Ces éléments donnent un effet de verticalité à la façade et participent à une impression d’élévation du bâtiment vers le haut.

LES PORTES

   La porte cochère, 92 bis
   La forme de cette porte, prévue pour le passage de la voiture, à l’époque tirée par des chevaux, a déjà été expérimentée par Émile ANDRÉ au 69 avenue Foch, et deviendra vite familière. Elle est couverte d’un arc en anse de panier, surmonté de deux jours lenticulaires décorés de ferronnerie. Le chambranle à crossettes est décoré de pommes et d’aiguilles de pin.

Les fasces des crossettes ne font pas le tour de la porte, mais elles s’intègrent progressivement dans le mur. Cette technique est couramment utilisée en Art Nouveau.

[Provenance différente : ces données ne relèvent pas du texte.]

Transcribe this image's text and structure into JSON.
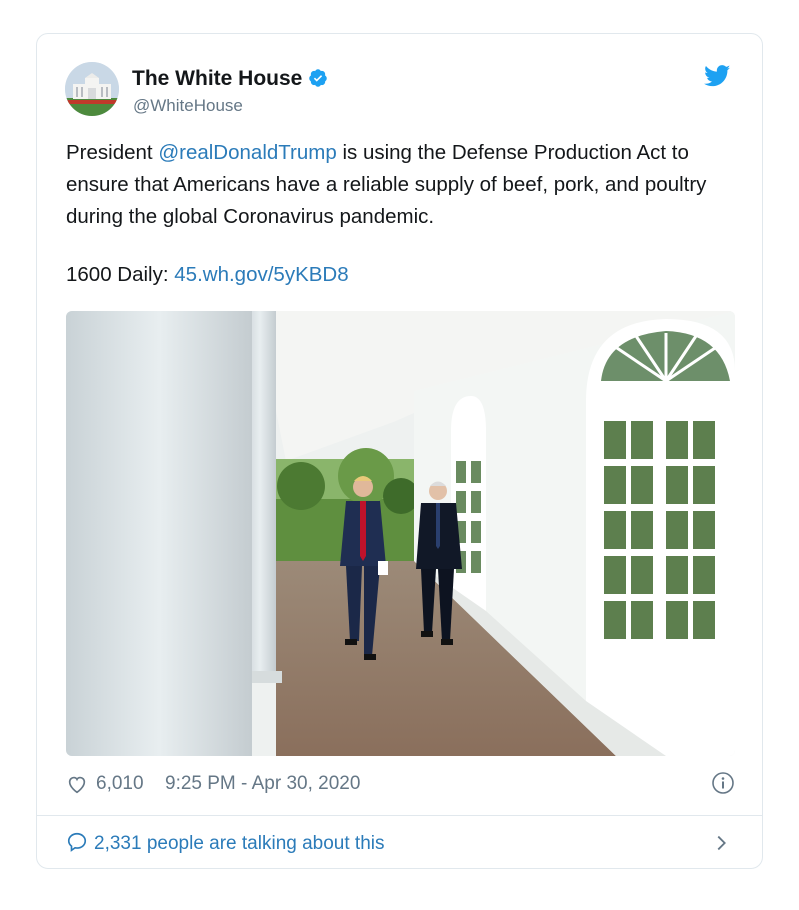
{
  "account": {
    "name": "The White House",
    "handle": "@WhiteHouse"
  },
  "tweet": {
    "text_before": "President ",
    "mention": "@realDonaldTrump",
    "text_after": " is using the Defense Production Act to ensure that Americans have a reliable supply of beef, pork, and poultry during the global Coronavirus pandemic.",
    "source_prefix": "1600 Daily: ",
    "link": "45.wh.gov/5yKBD8"
  },
  "footer": {
    "likes": "6,010",
    "timestamp": "9:25 PM - Apr 30, 2020",
    "talking": "2,331 people are talking about this"
  },
  "colors": {
    "link": "#2b7bb9",
    "verified": "#1da1f2",
    "muted": "#657786",
    "border": "#e1e8ed"
  },
  "icons": [
    "twitter-bird-icon",
    "verified-badge-icon",
    "heart-icon",
    "info-icon",
    "comment-bubble-icon",
    "chevron-right-icon"
  ]
}
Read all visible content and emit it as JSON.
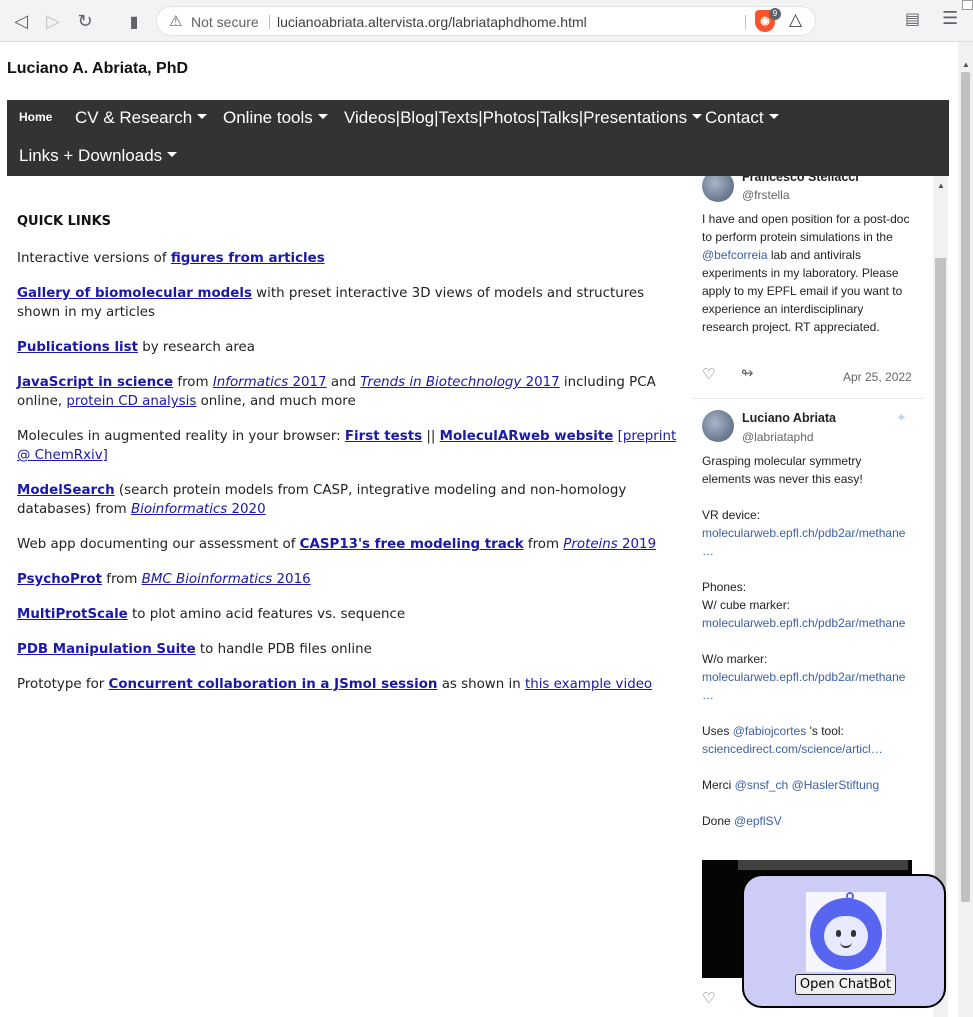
{
  "browser": {
    "url_security": "Not secure",
    "url": "lucianoabriata.altervista.org/labriataphdhome.html",
    "brave_badge": "9"
  },
  "site": {
    "title": "Luciano A. Abriata, PhD"
  },
  "nav": {
    "home": "Home",
    "cv": "CV & Research",
    "tools": "Online tools",
    "media": "Videos|Blog|Texts|Photos|Talks|Presentations",
    "contact": "Contact",
    "links": "Links + Downloads"
  },
  "content": {
    "quick_links": "QUICK LINKS",
    "p1": {
      "pre": "Interactive versions of ",
      "link": "figures from articles"
    },
    "p2": {
      "link": "Gallery of biomolecular models",
      "post": " with preset interactive 3D views of models and structures shown in my articles"
    },
    "p3": {
      "link": "Publications list",
      "post": " by research area"
    },
    "p4": {
      "link": "JavaScript in science",
      "t1": " from ",
      "l2": "Informatics",
      "l2b": " 2017",
      "t2": " and ",
      "l3": "Trends in Biotechnology",
      "l3b": " 2017",
      "t3": " including PCA online, ",
      "l4": "protein CD analysis",
      "t4": " online, and much more"
    },
    "p5": {
      "pre": "Molecules in augmented reality in your browser: ",
      "l1": "First tests",
      "t1": " || ",
      "l2": "MoleculARweb website",
      "t2": " ",
      "l3": "[preprint @ ChemRxiv]"
    },
    "p6": {
      "link": "ModelSearch",
      "t1": " (search protein models from CASP, integrative modeling and non-homology databases) from ",
      "l2": "Bioinformatics",
      "l2b": " 2020"
    },
    "p7": {
      "pre": "Web app documenting our assessment of ",
      "l1": "CASP13's free modeling track",
      "t1": " from ",
      "l2": "Proteins",
      "l2b": " 2019"
    },
    "p8": {
      "link": "PsychoProt",
      "t1": " from ",
      "l2": "BMC Bioinformatics",
      "l2b": " 2016"
    },
    "p9": {
      "link": "MultiProtScale",
      "post": " to plot amino acid features vs. sequence"
    },
    "p10": {
      "link": "PDB Manipulation Suite",
      "post": " to handle PDB files online"
    },
    "p11": {
      "pre": "Prototype for ",
      "l1": "Concurrent collaboration in a JSmol session",
      "t1": " as shown in ",
      "l2": "this example video"
    }
  },
  "twitter": {
    "t1": {
      "name": "Francesco Stellacci",
      "handle": "@frstella",
      "lines": [
        "I have and open position for a post-doc",
        "to perform protein simulations in the",
        "lab and antivirals",
        "experiments in my laboratory. Please",
        "apply to my EPFL email if you want to",
        "experience an interdisciplinary",
        "research project. RT appreciated."
      ],
      "mention": "@befcorreia",
      "date": "Apr 25, 2022"
    },
    "t2": {
      "name": "Luciano Abriata",
      "handle": "@labriataphd",
      "l1": "Grasping molecular symmetry",
      "l2": "elements was never this easy!",
      "vr": "VR device:",
      "link1": "molecularweb.epfl.ch/pdb2ar/methane",
      "ell1": "…",
      "phones": "Phones:",
      "cube": "W/ cube marker:",
      "link2": "molecularweb.epfl.ch/pdb2ar/methane",
      "womarker": "W/o marker:",
      "link3": "molecularweb.epfl.ch/pdb2ar/methane",
      "ell3": "…",
      "uses_pre": "Uses ",
      "uses_mention": "@fabiojcortes",
      "uses_post": " 's tool:",
      "link4": "sciencedirect.com/science/articl…",
      "merci_pre": "Merci ",
      "merci_m1": "@snsf_ch",
      "merci_m2": "@HaslerStiftung",
      "done_pre": "Done ",
      "done_m": "@epflSV"
    }
  },
  "chatbot": {
    "button": "Open ChatBot"
  }
}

   Un dessin d’exécution de la ferronnerie du vantail gauche de la porte cochère est conservé au musée de l’École de Nancy. Constituée de trois branches épineuses ramifiées, écrasées aux extrémités, elle se prolonge dans les jours situés au-dessus de la porte.

   La porte piétonne, 92

   La porte du 92 est une entrée piétonne, en bois. Traitée beaucoup plus simplement que la précédente, on retrouve cependant un décor de ferronnerie dans le jour qui la surmonte, ainsi qu’un motif végétal sur la clenche

LE BALCON, 92 BIS   

Le balcon du 92 bis est inspiré de l’architecture balnéaire très à la mode à l’époque. Réalisé en bois, il était , à l’origine, peint en sombre, contrastant avec la ferronnerie de la porte, peinte en clair. Ce balcon est aujourd’hui incomplet et les teintes sont inversées.

ÉLÉVATION POSTÉRIEURE

   Un dessin, daté du 7 mai 1903, nous permet d’étudier la façade postérieure. Cette dernière est plus ordinaire que la façade sur rue. Cependant, elle présente une grande diversité de percements et de matériaux utilisés pour les façades postérieures à l’époque. La partie droite, destinée au commanditaire, est tout de même privilégiée. Au rez-de-chaussée, deux bow-window donnent sur les cuisines de chaque maison. Au premier étage du 92 bis, la salle de bain s’ouvre sur un balcon qui conduit à la terrasse couvrant la cuisine. Les chambres, donnant sur le jardin, s’ouvrent sur cette terrasse.

COUVERTURE

   La couverture est composée de toits à longs pans. La tuile et l’ardoise se mêlent, formant à l’origine un motif, aujourd’hui disparu.

DISPOSITION INTÉRIEURE

   Le plan du rez-de-chaussée témoigne d’une composition symétrique dans l’ensemble. L’entrée, située dans le passage de la voiture au 92 bis, se fait dans un vestibule, où se situent les escaliers qui mènent aux étages. L’originalité de cette disposition se trouve dans les salles à manger, cuisines et offices, qui donnent sur le jardin, tandis que les salons donnent sur la rue. Les cuisines, situées dans des bow-window, reçoivent une luminosité abondante. Plusieurs cheminées en céramique permettaient de chauffer les maisons et l’on trouvait du plancher à tous les étages. Malgré la symétrie, un petit salon / bureau est placé immédiatement à gauche de l’entrée du 92, que l’on ne retrouve pas dans le 92 bis.

ÉCURIE ET REMISE À VOITURE

   Appartenant au 92 bis, on y accède par le passage de la voiture. Rassemblées sous le même toit, elles occupent le fond de la parcelle dans l’angle gauche. Constituées d’un corps de bâtiment en L, le rez-de-chaussée accueille les chevaux et la voiture, tandis que le premier étage contient le logement du cocher ainsi que le grenier à fourrage. Un dessin, daté du 30 juin 1903, nous montre une façade soignée, avec le couvrement des baies formant un bandeau ondulant de briques et de calcaire.

III. NOTE DE SYNTHESE

   La maison Huot est un édifice qui représente une synthèse des réalisations antérieures d’ Émile ANDRÉ. Il reprend ici des formes qu’il a expérimentées dans ses villas du parc de Saurupt et dans l’immeuble Lombard, avenue Foch.
   Dès l’achèvement de ces maisons jumelles, elles furent reconnues comme exemplaires. La maison Huot est devenue emblématique de l’architecture Art Nouveau à Nancy. Toujours propriété privée aujourd’hui, elle n’est malheureusement pas visitable.